Я медленно побрел назад в гостиницу.
— Никого не нашел? — спросил Мойков.
— А я и не искал.
— Тем лучше. Можно сыграть партию-другую в шахматы. Или вы устали?
Я покачал головой:
— На свободе так быстро не устанешь.
— Скорее наоборот, — возразил Мойков. — Большинство эмигрантов, приехав сюда, просто падают от усталости. Спят целыми сутками. Я думаю, долгожданная безопасность окончательно лишает их сил. У вас не так?
— Нет. Во всяком случае, я ничего такого не чувствую.
— Значит, еще почувствуете. Это со всеми бывает.
— Ладно.
Мойков достал свои шахматы.
— Лахман уже ушел? — спросил я.
— Пока нет. Он еще наверху, у своей возлюбленной.
— Думаете, сегодня ему повезет?
— С какой стати? Они отправятся ужинать вместе с ее мексиканцем, а Лахман за все заплатит. Он что, всегда таким был?
— Он уверяет, что нет. У него, мол, комплекс развился, с тех пор как он начал хромать.
Мойков кивнул.
— Может быть, — сказал он. — Да мне и безразлично. Вы просто не поверите, сколько всего тебе становится безразлично, когда состаришься.
— Вы здесь давно живете?
— Двадцать лет.
Через дверь промелькнула какая-то тень. Это была немного сутулящаяся молодая женщина с узким бледным лицом. У нее были серые глаза и темно-рыжие волосы, которые казались крашеными.
— Мария! — удивленно воскликнул Мойков и вскочил со стула. — Давно вы вернулись?
— Только вчера.
Я тоже встал. Мойков расцеловал девушку в щеки. Она была чуть ниже меня ростом. На ней был узкий, облегающий костюм. Говорила она торопливо, низким и довольно громким, слегка дребезжащим голосом. Меня она не замечала.
— Выпьете водки? — спросил Мойков. — Или виски?
— Водки. Но только налейте на один палец. Мне нужно идти.
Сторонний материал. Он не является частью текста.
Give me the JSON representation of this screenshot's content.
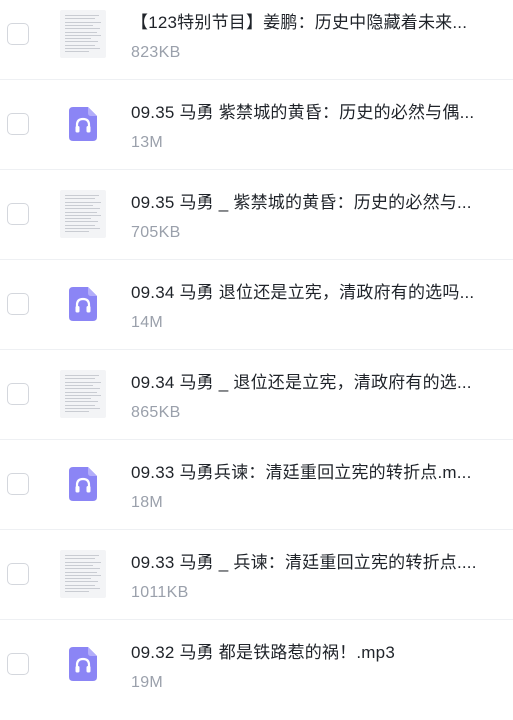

Я сегодня снимаюсь.
— Так поздно?
— У фотографа было время только поздно вечером. Платья и шляпы. Маленькие шляпки. Просто крошечные.
Только тут я заметил, что на ней тоже была шляпка, скорее, крохотная шапочка — маленькое черное пятнышко, косо сидевшее в волосах.
Мойков пошел за бутылкой.
— Вы не американец? — спросила девушка. С Мойковым она говорила по-французски.
— Нет, я немец.
— Ненавижу немцев.
— Я тоже, — отозвался я.
Она изумленно взглянула на меня.
— Я не то имела в виду, — скороговоркой выложила она. — Не вас лично.
— И я тоже.
— Поймите меня правильно: идет война.
— Да, — равнодушно ответил я. — Идет война. Мне это тоже известно.
Меня не впервые задирали из-за моей национальности. Я часто сталкивался с этим во Франции. Война — прекрасное время для простых обобщений.
Мойков вернулся с бутылкой и тремя маленькими рюмочками.
— Мне не надо, — сказал я.
— Вы обиделись? — спросила девушка.
— Нет. Просто не хочу водки. Надеюсь, вам это не помешает.
Мойков усмехнулся.
— Салют, Мария, — сказал он, поднимая рюмку.
— Напиток богов, — объявила девушка и одним махом осушила свою рюмку, резко откинув голову, как пони.
Мойков приподнял бутылку:
— Еще по одной? Рюмочки совсем маленькие.
— Grazie[243], Владимир. Достаточно. Мне пора. Au revoir![244] — Она протянула руку и мне. — Au revoir, Monsieur[245]. — Ее рукопожатие оказалось неожиданно крепким.
— Au revoir, Madame[246].
Мойков, вышедший ее проводить, вернулся:
— Она тебя разозлила.
— Нет. Я сам дал ей повод. Мог бы сказать, что у меня австрийский паспорт.
— Не обращай внимания. Она не хотела. Она говорит быстрее, чем думает. Поначалу она злит почти всех.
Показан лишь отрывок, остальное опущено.